LADS: Optimizing Data Transfers Using Layout-Aware Data Scheduling on FAST 2015 by Youngjae Kim et al.

Youngjae Kim is the author of FlashSim, DFTL, HybridStore, NVMalloc and Active Flash.

This paper is talking about bulk data movement between large parallel file systems (PFS) and the HPC systems (e.g. OLCF’s Titan and ALCF’s Mira) and scientific instruments (e.g. ORNL’s SNS and ANL’s APS). The author observed that unaware of the underlying file system layout, contributes to the problem of I/O contention in the PFS. This research aims to lower the storage occupancy rate of stalled I/Os in order to minimize the impact of storage congestion on the overall I/O performance using three techniques: Layout-aware I/O Scheduling, OST congestion-aware I/O scheduling, and object caching on SSDs.

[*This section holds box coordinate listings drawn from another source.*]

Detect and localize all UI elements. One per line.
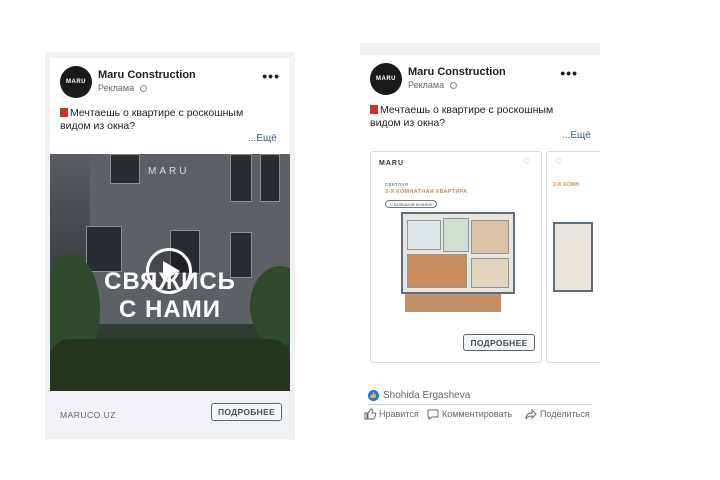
reactions-summary[interactable]: 👍 Shohida Ergasheva bbox=[368, 388, 470, 402]
like-button[interactable]: Нравится bbox=[364, 408, 419, 420]
floor-plan bbox=[401, 212, 515, 294]
page-name-link[interactable]: Maru Construction bbox=[98, 69, 196, 81]
more-options-icon[interactable]: ••• bbox=[560, 65, 578, 81]
video-headline-line2: С НАМИ bbox=[119, 296, 221, 323]
sponsored-label: Реклама bbox=[408, 80, 457, 90]
learn-more-button[interactable]: ПОДРОБНЕЕ bbox=[463, 334, 535, 351]
share-label: Поделиться bbox=[540, 409, 590, 419]
comment-label: Комментировать bbox=[442, 409, 513, 419]
window bbox=[86, 226, 122, 272]
card-subtitle: СВЕТЛАЯ bbox=[385, 182, 409, 187]
more-options-icon[interactable]: ••• bbox=[262, 68, 280, 84]
left-ad-frame: MARU Maru Construction Реклама ••• Мечта… bbox=[45, 52, 295, 440]
left-ad-card: MARU Maru Construction Реклама ••• Мечта… bbox=[50, 58, 290, 440]
video-media[interactable]: MARU СВЯЖИСЬ С НАМИ bbox=[50, 154, 290, 391]
sponsored-label: Реклама bbox=[98, 83, 147, 93]
post-header: MARU Maru Construction Реклама ••• bbox=[60, 66, 280, 98]
avatar[interactable]: MARU bbox=[370, 63, 402, 95]
room bbox=[407, 254, 467, 288]
floor-plan bbox=[553, 222, 593, 292]
share-icon bbox=[525, 408, 537, 420]
comment-icon bbox=[427, 409, 439, 420]
see-more-link[interactable]: ...Ещё bbox=[562, 130, 591, 141]
window bbox=[230, 154, 252, 202]
carousel: MARU ♡ СВЕТЛАЯ 2-Х КОМНАТНАЯ КВАРТИРА С … bbox=[360, 151, 600, 371]
right-ad-card: MARU Maru Construction Реклама ••• Мечта… bbox=[360, 55, 600, 423]
card-subtitle: 2-Х КОМН bbox=[553, 182, 580, 188]
post-text-content: Мечтаешь о квартире с роскошным видом из… bbox=[370, 104, 554, 129]
link-domain[interactable]: MARUCO.UZ bbox=[60, 410, 116, 420]
sponsored-text: Реклама bbox=[98, 83, 135, 93]
action-bar: Нравится Комментировать Поделиться bbox=[360, 406, 590, 424]
divider bbox=[368, 404, 592, 405]
post-text: Мечтаешь о квартире с роскошным видом из… bbox=[370, 104, 580, 130]
card-brand: MARU bbox=[379, 160, 404, 167]
post-header: MARU Maru Construction Реклама ••• bbox=[370, 63, 590, 95]
carousel-card-next[interactable]: ♡ 2-Х КОМН bbox=[546, 151, 600, 363]
room bbox=[443, 218, 469, 252]
window bbox=[110, 154, 140, 184]
card-title: 2-Х КОМНАТНАЯ КВАРТИРА bbox=[385, 189, 468, 195]
avatar[interactable]: MARU bbox=[60, 66, 92, 98]
post-text: Мечтаешь о квартире с роскошным видом из… bbox=[60, 107, 270, 133]
thumbs-up-icon bbox=[364, 408, 376, 420]
page-name-link[interactable]: Maru Construction bbox=[408, 66, 506, 78]
reaction-name: Shohida Ergasheva bbox=[383, 389, 471, 401]
heart-icon: ♡ bbox=[555, 157, 563, 166]
card-pill: С БОЛЬШОЙ КУХНЕЙ bbox=[385, 200, 437, 208]
share-button[interactable]: Поделиться bbox=[525, 408, 590, 420]
video-headline-line1: СВЯЖИСЬ bbox=[104, 268, 236, 295]
video-watermark: MARU bbox=[148, 166, 190, 177]
flag-emoji-icon bbox=[370, 105, 378, 114]
room bbox=[471, 220, 509, 254]
learn-more-button[interactable]: ПОДРОБНЕЕ bbox=[211, 403, 282, 421]
globe-icon bbox=[449, 82, 457, 90]
like-badge-icon: 👍 bbox=[368, 389, 379, 401]
flag-emoji-icon bbox=[60, 108, 68, 117]
window bbox=[260, 154, 280, 202]
comment-button[interactable]: Комментировать bbox=[427, 408, 512, 420]
heart-icon: ♡ bbox=[523, 157, 531, 166]
post-text-content: Мечтаешь о квартире с роскошным видом из… bbox=[60, 107, 244, 132]
like-label: Нравится bbox=[379, 409, 419, 419]
room bbox=[407, 220, 441, 250]
carousel-card[interactable]: MARU ♡ СВЕТЛАЯ 2-Х КОМНАТНАЯ КВАРТИРА С … bbox=[370, 151, 542, 363]
room bbox=[471, 258, 509, 288]
sponsored-text: Реклама bbox=[408, 80, 445, 90]
right-ad-frame: MARU Maru Construction Реклама ••• Мечта… bbox=[360, 43, 600, 423]
hedge bbox=[50, 339, 290, 391]
cta-bar: MARUCO.UZ ПОДРОБНЕЕ bbox=[50, 391, 290, 439]
globe-icon bbox=[139, 85, 147, 93]
see-more-link[interactable]: ...Ещё bbox=[248, 133, 277, 144]
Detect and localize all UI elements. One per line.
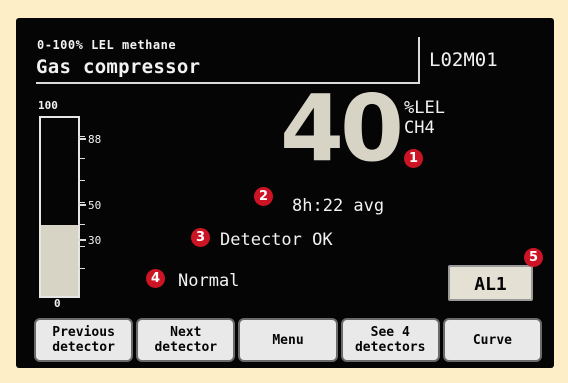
softkey-label: detectors xyxy=(354,340,426,355)
softkey-label: detector xyxy=(154,340,218,355)
alarm-indicator: AL1 xyxy=(448,265,533,301)
callout-badge-3: 3 xyxy=(191,228,210,247)
threshold-tick-88 xyxy=(78,138,86,140)
softkey-bar: Previous detector Next detector Menu See 4… xyxy=(34,318,543,362)
softkey-label: See 4 xyxy=(370,325,410,340)
bar-tick xyxy=(78,136,85,137)
softkey-label: Next xyxy=(170,325,202,340)
reading-gas: CH4 xyxy=(404,118,435,138)
softkey-label: Menu xyxy=(272,332,304,348)
bar-min-label: 0 xyxy=(54,297,61,310)
softkey-label: Previous xyxy=(52,325,115,340)
bar-tick xyxy=(78,246,85,247)
bar-max-label: 100 xyxy=(38,99,58,112)
gas-range-label: 0-100% LEL methane xyxy=(37,38,177,52)
softkey-label: Curve xyxy=(472,332,512,348)
see-4-detectors-button[interactable]: See 4 detectors xyxy=(340,318,440,362)
threshold-label-30: 30 xyxy=(88,234,102,247)
average-readout: 8h:22 avg xyxy=(292,196,385,216)
bar-tick xyxy=(78,202,85,203)
threshold-tick-30 xyxy=(78,239,86,241)
previous-detector-button[interactable]: Previous detector xyxy=(34,318,134,362)
menu-button[interactable]: Menu xyxy=(238,318,338,362)
title-divider-vertical xyxy=(418,37,420,84)
threshold-label-50: 50 xyxy=(88,199,102,212)
reading-unit: %LEL xyxy=(404,98,445,118)
callout-badge-2: 2 xyxy=(254,187,273,206)
callout-badge-5: 5 xyxy=(524,248,543,267)
level-bar-graph xyxy=(39,116,80,298)
callout-badge-1: 1 xyxy=(404,149,423,168)
threshold-label-88: 88 xyxy=(88,133,102,146)
bar-tick xyxy=(78,224,85,225)
level-bar-fill xyxy=(41,224,78,296)
curve-button[interactable]: Curve xyxy=(442,318,543,362)
next-detector-button[interactable]: Next detector xyxy=(136,318,236,362)
bar-tick xyxy=(78,268,85,269)
gas-reading-value: 40 xyxy=(280,75,404,182)
softkey-label: detector xyxy=(52,340,115,355)
bar-tick xyxy=(78,180,85,181)
threshold-tick-50 xyxy=(78,204,86,206)
callout-badge-4: 4 xyxy=(146,269,165,288)
operating-mode: Normal xyxy=(178,271,240,291)
detector-code: L02M01 xyxy=(429,49,498,71)
detector-status: Detector OK xyxy=(220,230,333,250)
location-title: Gas compressor xyxy=(36,56,201,78)
detector-screen: 0-100% LEL methane Gas compressor L02M01… xyxy=(16,18,554,368)
bar-tick xyxy=(78,158,85,159)
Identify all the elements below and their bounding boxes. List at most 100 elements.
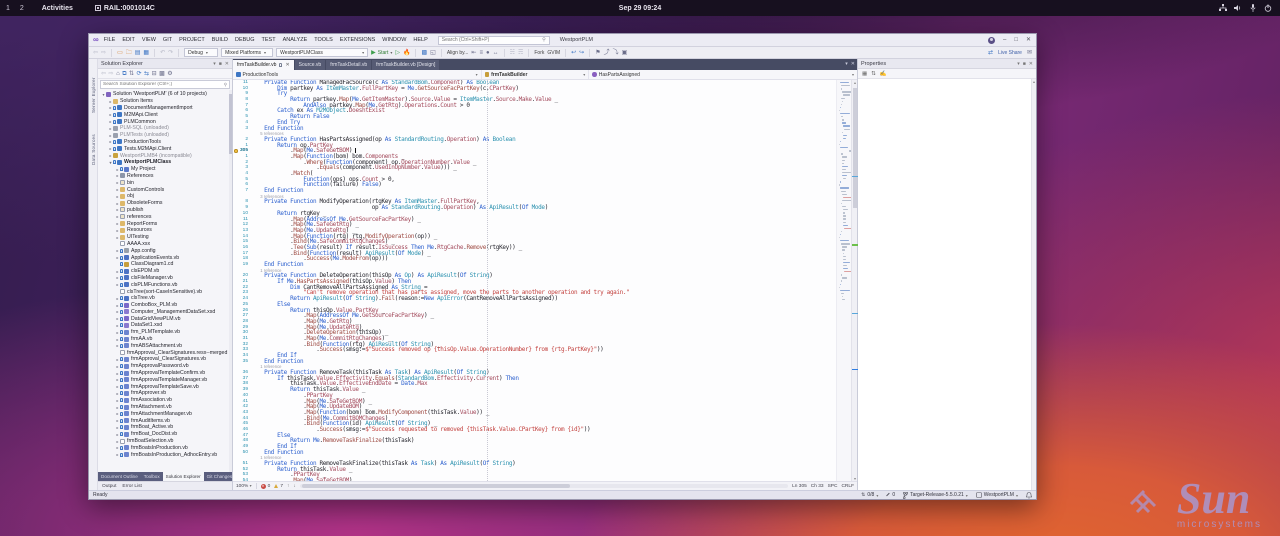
home-icon[interactable]: ⌂ — [116, 70, 120, 78]
undo-icon[interactable]: ↶ — [160, 49, 165, 57]
show-all-files-icon[interactable]: ▩ — [159, 70, 165, 78]
menu-tools[interactable]: TOOLS — [314, 37, 333, 43]
startup-project-dropdown[interactable]: WestportPLMClass▾ — [276, 48, 368, 57]
prev-bookmark-icon[interactable]: ⤴ — [604, 49, 610, 57]
menu-extensions[interactable]: EXTENSIONS — [340, 37, 375, 43]
explorer-back-icon[interactable]: ⇦ — [101, 70, 106, 78]
breadcrumb-class[interactable]: frmTaskBuilder▾ — [482, 70, 590, 79]
tree-item[interactable]: ▸Tests.M2MApi.Client — [98, 145, 232, 152]
search-input[interactable] — [442, 37, 540, 43]
tree-item[interactable]: ▸frmBoatSelection.vb — [98, 438, 232, 445]
new-window-icon[interactable]: ◱ — [430, 49, 436, 57]
tree-item[interactable]: clsTree(sort-CaseInSensitive).vb — [98, 288, 232, 295]
tool-tab-output[interactable]: Output — [102, 484, 116, 489]
align-by-button[interactable]: Align by... — [447, 50, 469, 56]
menu-window[interactable]: WINDOW — [382, 37, 406, 43]
menu-test[interactable]: TEST — [262, 37, 276, 43]
tree-item[interactable]: ClassDiagram1.cd — [98, 261, 232, 268]
tree-item[interactable]: ▸frm_PLMTemplate.vb — [98, 329, 232, 336]
panel-pin-icon[interactable]: ■ — [1023, 61, 1026, 67]
power-icon[interactable] — [1264, 4, 1272, 12]
tree-item[interactable]: ▸References — [98, 173, 232, 180]
sync-active-document-icon[interactable]: ⇆ — [144, 70, 149, 78]
code-line[interactable]: .Map(Me.SafeGetBOM) _ — [251, 478, 836, 481]
tool-tab-toolbox[interactable]: Toolbox — [141, 472, 163, 481]
tree-item[interactable]: ▾Solution 'WestportPLM' (6 of 10 project… — [98, 91, 232, 98]
focused-window-label[interactable]: RAIL:0001014C — [95, 5, 155, 12]
tree-item[interactable]: ▸clsEPDM.vb — [98, 268, 232, 275]
tab-list-chevron-icon[interactable]: ▾ — [845, 61, 848, 67]
tree-item[interactable]: ▸App.config — [98, 247, 232, 254]
next-bookmark-icon[interactable]: ⤵ — [613, 49, 619, 57]
solution-explorer-search-input[interactable] — [103, 82, 224, 87]
menu-file[interactable]: FILE — [104, 37, 116, 43]
data-sources-vertical-tab[interactable]: Data Sources — [89, 119, 98, 167]
properties-page-icon[interactable]: ⚙ — [167, 70, 172, 78]
tree-item[interactable]: ▸frmBoat_DocDist.vb — [98, 431, 232, 438]
horizontal-scrollbar[interactable] — [300, 484, 788, 488]
alphabetical-icon[interactable]: ⇅ — [871, 71, 876, 77]
document-tab[interactable]: frmTaskBuilder.vb [Design] — [372, 60, 439, 70]
tree-item[interactable]: ▸frmBoatsInProduction.vb — [98, 444, 232, 451]
tool-tab-document-outline[interactable]: Document Outline — [98, 472, 141, 481]
tree-item[interactable]: ▸clsFileManager.vb — [98, 275, 232, 282]
tree-item[interactable]: ▸frmApprovalTemplateConfirm.vb — [98, 370, 232, 377]
start-debugging-button[interactable]: ▶Start▾ — [371, 49, 392, 57]
tree-item[interactable]: ▸frmAssociation.vb — [98, 397, 232, 404]
fork-tool-button[interactable]: Fork — [534, 50, 544, 56]
tree-item[interactable]: ▸frmApprover.vb — [98, 390, 232, 397]
switch-views-icon[interactable]: ⧉ — [122, 70, 126, 78]
save-all-icon[interactable]: ▦ — [143, 49, 149, 57]
activities-button[interactable]: Activities — [42, 5, 73, 12]
tree-item[interactable]: ▸CustomControls — [98, 186, 232, 193]
menu-view[interactable]: VIEW — [142, 37, 156, 43]
menu-debug[interactable]: DEBUG — [235, 37, 255, 43]
tree-item[interactable]: AAAA.xsx — [98, 241, 232, 248]
tree-item[interactable]: ▸M2MApi.Client — [98, 111, 232, 118]
tree-item[interactable]: ▸ObsoleteForms — [98, 200, 232, 207]
network-icon[interactable] — [1219, 4, 1227, 12]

The HPC systems and scientific instruments have large parallel file systems (PFS) connected by a high-performance network as their data storage system. They often needs bulk data movement between geographically distributed organization.

The HPC systems run simulations that have intense computational phases, followed by inter process communication, and periodically by I/O to checkpoint state or save an output file. The simulation’s startup is dominated by a read phase to retrieve the input files as well as the application binary and libraries.

The instruments, on the other hand, do not have a read phase and strictly have write workloads that capture measurements. These measurements are triggered by a periodic event such as an accelerated particle hitting a target which generates various energies and sub-particles. The instrument’s detectors will capture these events and it must move the data off the device before the next event.

File/data transfer on PVFS launches multiple thread to read/write concurrently. The following figure, gives an example when two threads are launches to read two files concurrently. Traditionally, the schedule scheme are unaware of the data layout, such as which server/storage does a slice of data is located. Multiple threads may request data from the same server/storage at the same time, thus cause the contention on that server and all of the threads will be delayed.


We also use multiple thread to read multiple slices of a single file concurrently. As shown in the following figure, these threads can also be delayed when contention occurs.


Given a set of files, we determine where all of the objects reside in the case of reading at the source or determine which servers to stripe the objects over when writing at the sink. We then schedule the accesses based the location of the objects, not based on the file. … If another thread is accessing an OST, the other threads skip that queue and move on to the next. … We then extend layout-aware scheduling to be congestion-aware by implementing a heuristic algorithm to detect and avoid the congested OSTs. … If the average read time during (W) is greater than the pre-set threshold value (T), then it marks the server as congested. The algorithm tells the threads that they should skip congested servers (M) times.

The local storage is faster than network. Some time, “the source’s I/O threads will stall because they have no buffers in which to read”.

To mitigate this, we investigate using a fast NVM device to extend the buffer space available for reading at the source.